Ei Compendex
- Producer: Elsevier
- History: 1884-present

Coverage
- Disciplines: Engineering
- No. of records: 10,000,000

Print edition
- Print title: Engineering Index
- ISSN: 0742-1974

Links
- Website: elsevier.com/solutions/engineering-village/content/compendex
- Title list(s): elsevier.com/__data/assets/excel_doc/0006/251196/Compendex-source-list_02272015.xlsx

= Ei Compendex =

Database of citations about engineering

Ei Compendex is an engineering bibliographic database published by Elsevier.
The name "Compendex" stands for COMPuterized ENgineering inDEX.
It covers scientific literature pertaining to engineering materials.
It started in 1884 under the name Engineering Index (Ei) and its first electronic bulletin was issued in 1967.
Elsevier purchased the parent company Engineering Information in 1998.

==Coverage==
Ei Compendex currently contains over 20 million records as of December 2020 and references over 5,000 international sources including journals, conferences and trade publications. Approximately 1,000,000 new records are added to the database annually from over 190 disciplines within the engineering field. Coverage is updated every week and covers the years 1970 to the present.

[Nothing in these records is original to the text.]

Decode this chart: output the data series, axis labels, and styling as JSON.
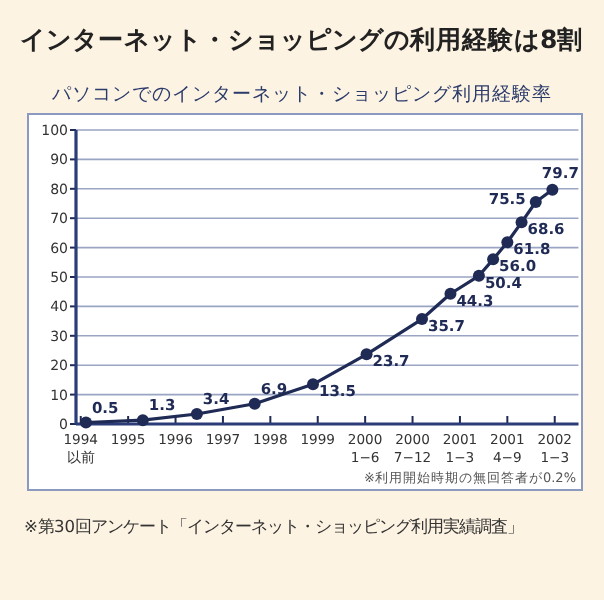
{
  "chart_data": {
    "type": "line",
    "title": "インターネット・ショッピングの利用経験は8割",
    "subtitle": "パソコンでのインターネット・ショッピング利用経験率",
    "x": [
      1994.11,
      1995.31,
      1996.45,
      1997.67,
      1998.9,
      2000.03,
      2001.2,
      2001.8,
      2002.4,
      2002.7,
      2003.0,
      2003.3,
      2003.6,
      2003.95
    ],
    "series": [
      {
        "color": "#1f2a55",
        "values": [
          0.5,
          1.3,
          3.4,
          6.9,
          13.5,
          23.7,
          35.7,
          44.3,
          50.4,
          56.0,
          61.8,
          68.6,
          75.5,
          79.7
        ],
        "value_labels": [
          "0.5",
          "1.3",
          "3.4",
          "6.9",
          "13.5",
          "23.7",
          "35.7",
          "44.3",
          "50.4",
          "56.0",
          "61.8",
          "68.6",
          "75.5",
          "79.7"
        ]
      }
    ],
    "xlim": [
      1993.9,
      2004.5
    ],
    "xticks": [
      {
        "value": 1994,
        "label": "1994\n以前"
      },
      1995,
      1996,
      1997,
      1998,
      1999,
      {
        "value": 2000,
        "label": "2000\n1−6"
      },
      {
        "value": 2001,
        "label": "2000\n7−12"
      },
      {
        "value": 2002,
        "label": "2001\n1−3"
      },
      {
        "value": 2003,
        "label": "2001\n4−9"
      },
      {
        "value": 2004,
        "label": "2002\n1−3"
      }
    ],
    "ylim": [
      0,
      100
    ],
    "yticks": [
      0,
      10,
      20,
      30,
      40,
      50,
      60,
      70,
      80,
      90,
      100
    ],
    "grid": "y",
    "marker": "circle",
    "line_style": "solid",
    "annotations": [
      "※利用開始時期の無回答者が0.2%",
      "※第30回アンケート「インターネット・ショッピング利用実績調査」"
    ]
  }
}
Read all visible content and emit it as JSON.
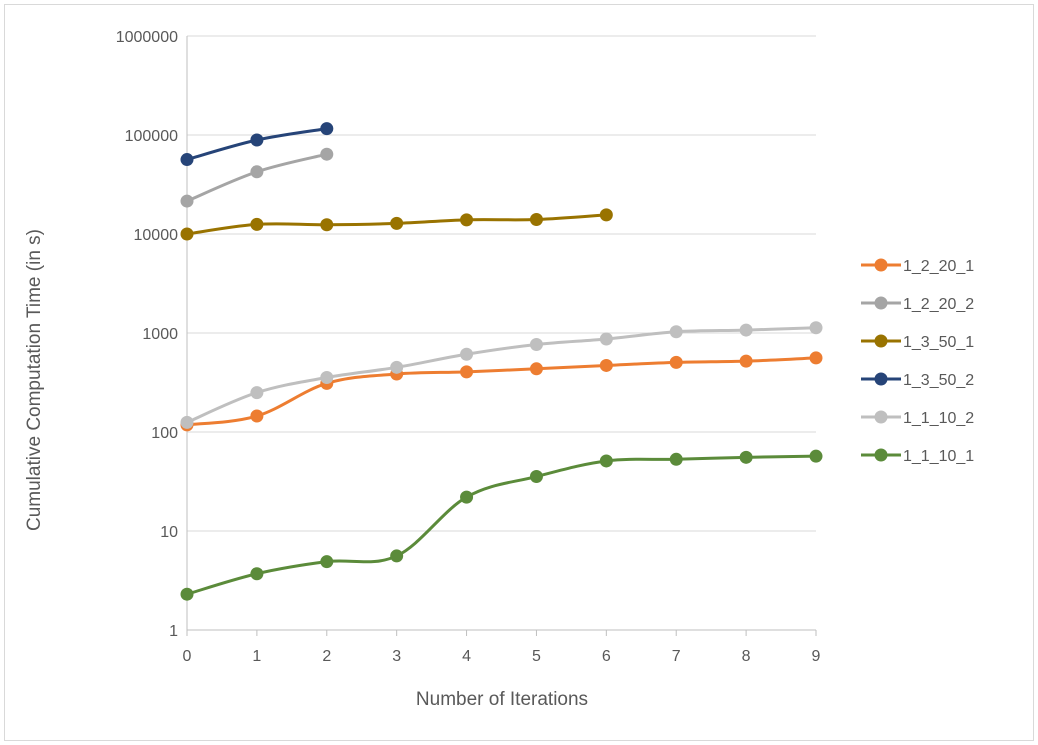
{
  "chart_data": {
    "type": "line",
    "xlabel": "Number of Iterations",
    "ylabel": "Cumulative Computation Time (in s)",
    "yscale": "log",
    "ylim": [
      1,
      1000000
    ],
    "xlim": [
      0,
      9
    ],
    "x_ticks": [
      "0",
      "1",
      "2",
      "3",
      "4",
      "5",
      "6",
      "7",
      "8",
      "9"
    ],
    "y_ticks": [
      "1",
      "10",
      "100",
      "1000",
      "10000",
      "100000",
      "1000000"
    ],
    "y_tick_values": [
      1,
      10,
      100,
      1000,
      10000,
      100000,
      1000000
    ],
    "grid": true,
    "legend_position": "right",
    "series": [
      {
        "name": "1_2_20_1",
        "color": "#ED7D31",
        "x": [
          0,
          1,
          2,
          3,
          4,
          5,
          6,
          7,
          8,
          9
        ],
        "values": [
          118,
          145,
          310,
          385,
          405,
          435,
          470,
          505,
          520,
          560
        ]
      },
      {
        "name": "1_2_20_2",
        "color": "#A5A5A5",
        "x": [
          0,
          1,
          2
        ],
        "values": [
          21500,
          42500,
          64000
        ]
      },
      {
        "name": "1_3_50_1",
        "color": "#997300",
        "x": [
          0,
          1,
          2,
          3,
          4,
          5,
          6
        ],
        "values": [
          10000,
          12500,
          12400,
          12800,
          13900,
          14000,
          15600
        ]
      },
      {
        "name": "1_3_50_2",
        "color": "#264478",
        "x": [
          0,
          1,
          2
        ],
        "values": [
          56500,
          89000,
          116000
        ]
      },
      {
        "name": "1_1_10_2",
        "color": "#BFBFBF",
        "x": [
          0,
          1,
          2,
          3,
          4,
          5,
          6,
          7,
          8,
          9
        ],
        "values": [
          125,
          250,
          355,
          450,
          610,
          765,
          870,
          1030,
          1070,
          1130
        ]
      },
      {
        "name": "1_1_10_1",
        "color": "#5B8B3A",
        "x": [
          0,
          1,
          2,
          3,
          4,
          5,
          6,
          7,
          8,
          9
        ],
        "values": [
          2.3,
          3.7,
          4.9,
          5.6,
          22,
          35.5,
          51,
          53,
          55.5,
          57
        ]
      }
    ]
  }
}
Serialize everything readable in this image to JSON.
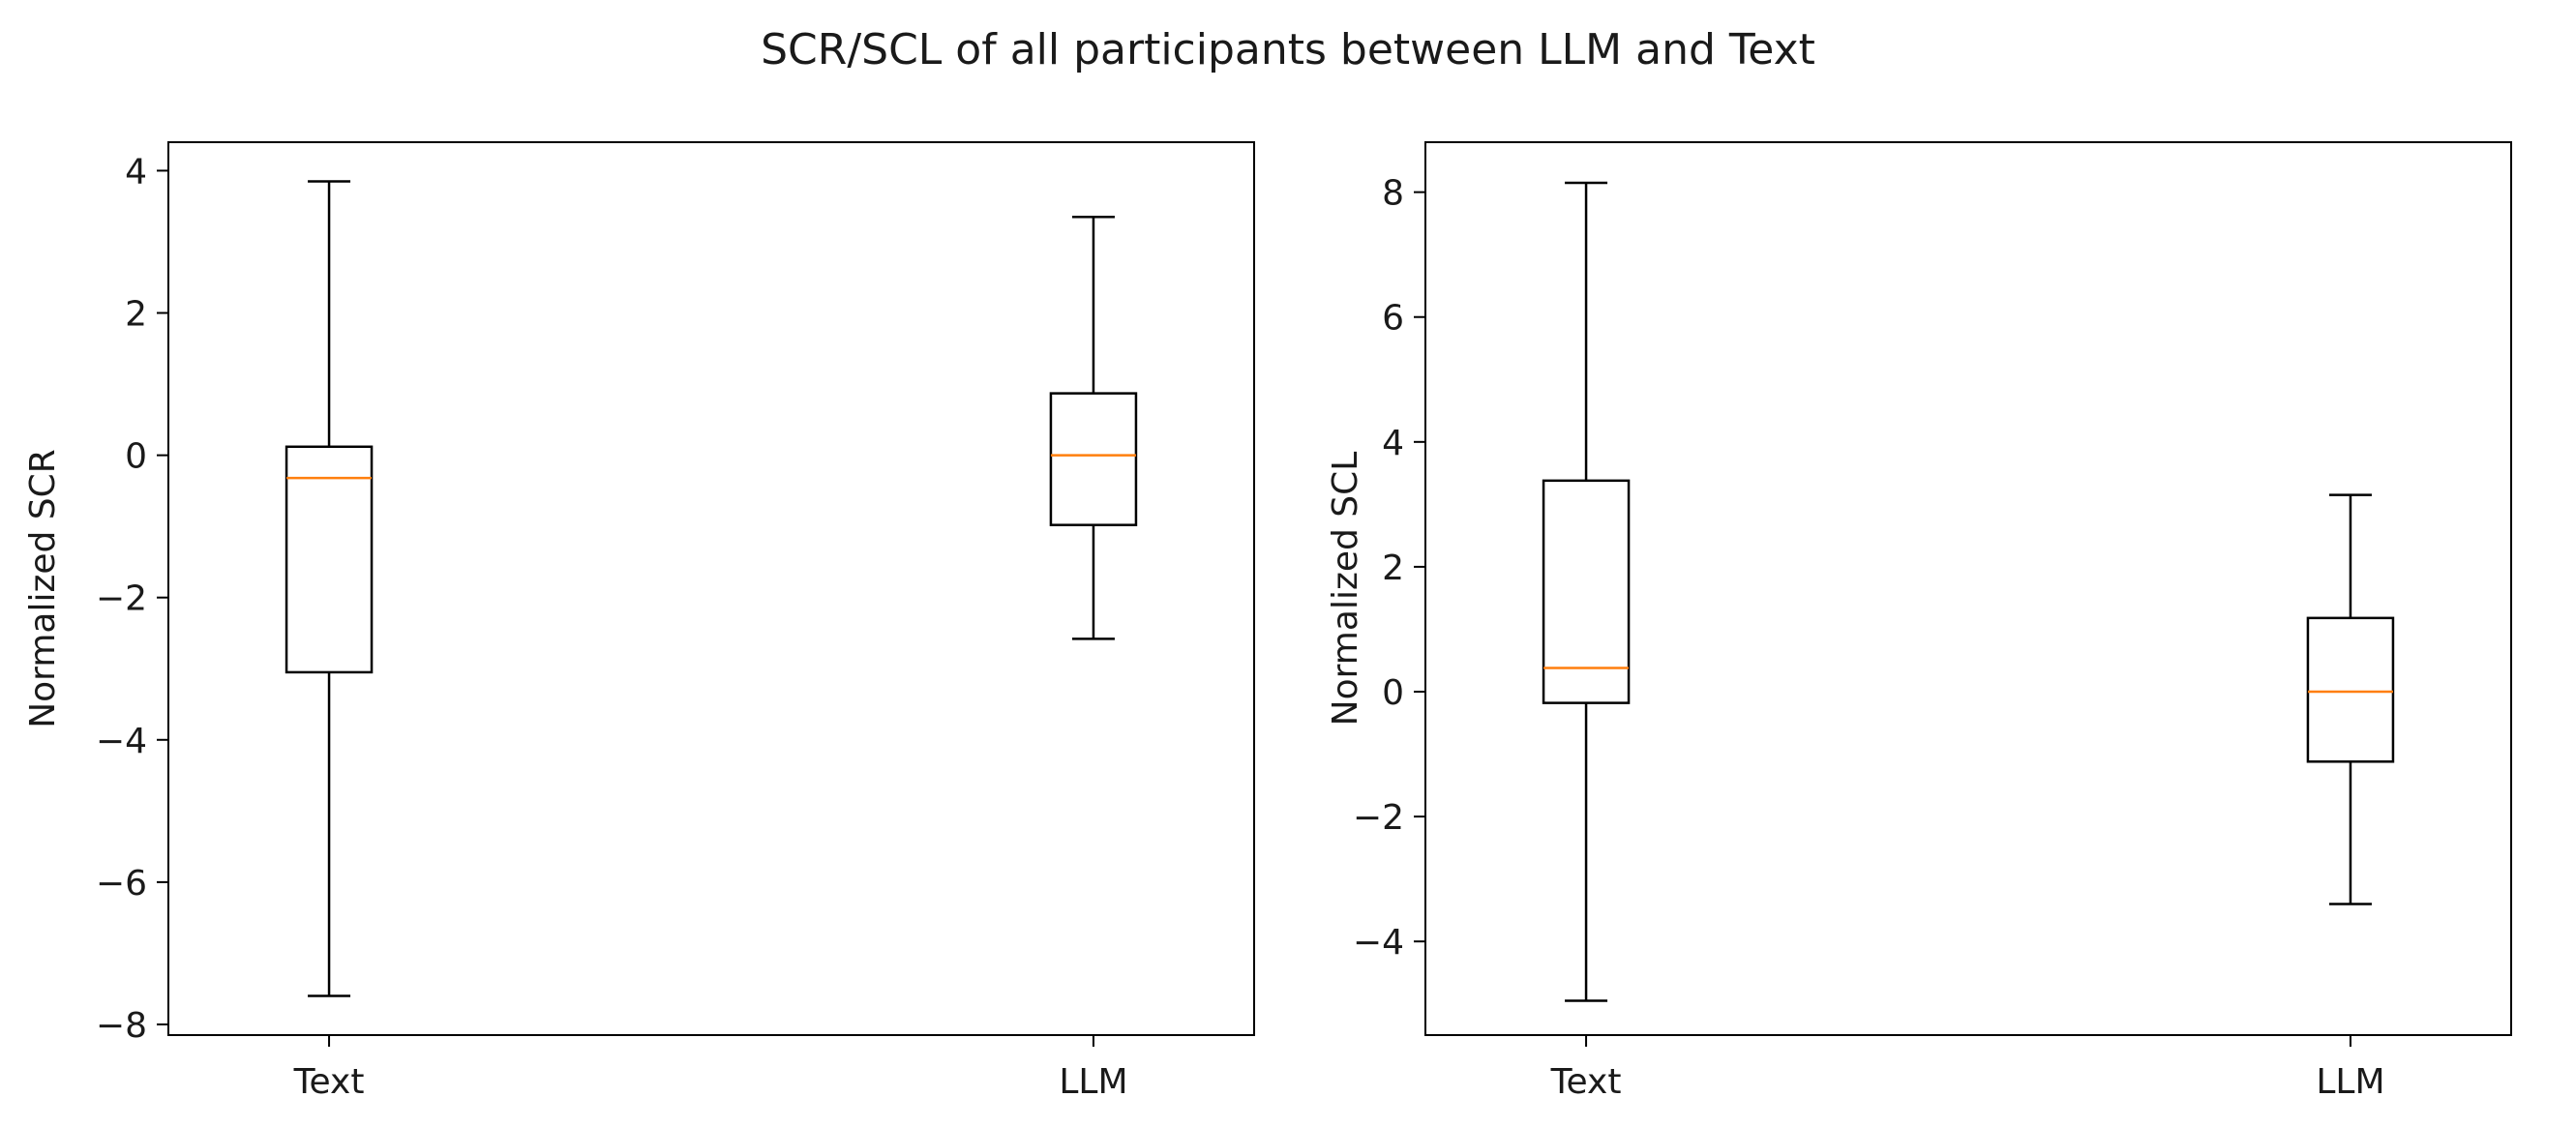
{
  "chart_data": {
    "title": "SCR/SCL of all participants between LLM and Text",
    "charts": [
      {
        "type": "box",
        "ylabel": "Normalized SCR",
        "xlabel": "",
        "categories": [
          "Text",
          "LLM"
        ],
        "ylim": [
          -8.15,
          4.4
        ],
        "yticks": [
          -8,
          -6,
          -4,
          -2,
          0,
          2,
          4
        ],
        "ytick_labels": [
          "−8",
          "−6",
          "−4",
          "−2",
          "0",
          "2",
          "4"
        ],
        "boxes": [
          {
            "name": "Text",
            "whisker_low": -7.6,
            "q1": -3.05,
            "median": -0.32,
            "q3": 0.12,
            "whisker_high": 3.85
          },
          {
            "name": "LLM",
            "whisker_low": -2.58,
            "q1": -0.98,
            "median": 0.0,
            "q3": 0.87,
            "whisker_high": 3.35
          }
        ],
        "colors": {
          "box": "#000000",
          "median": "#ff7f0e"
        }
      },
      {
        "type": "box",
        "ylabel": "Normalized SCL",
        "xlabel": "",
        "categories": [
          "Text",
          "LLM"
        ],
        "ylim": [
          -5.5,
          8.8
        ],
        "yticks": [
          -4,
          -2,
          0,
          2,
          4,
          6,
          8
        ],
        "ytick_labels": [
          "−4",
          "−2",
          "0",
          "2",
          "4",
          "6",
          "8"
        ],
        "boxes": [
          {
            "name": "Text",
            "whisker_low": -4.95,
            "q1": -0.18,
            "median": 0.38,
            "q3": 3.38,
            "whisker_high": 8.15
          },
          {
            "name": "LLM",
            "whisker_low": -3.4,
            "q1": -1.12,
            "median": 0.0,
            "q3": 1.18,
            "whisker_high": 3.15
          }
        ],
        "colors": {
          "box": "#000000",
          "median": "#ff7f0e"
        }
      }
    ]
  }
}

Coverage of engineering subjects include nuclear technology, bioengineering, transportation, chemical and process engineering, light and optical technology, agricultural engineering and food technology, computers and data processing, applied physics, electronics and communications, control, civil, mechanical, materials, petroleum, aerospace engineering, and automotive engineering as well as multiple subtopics within all those and other major engineering fields.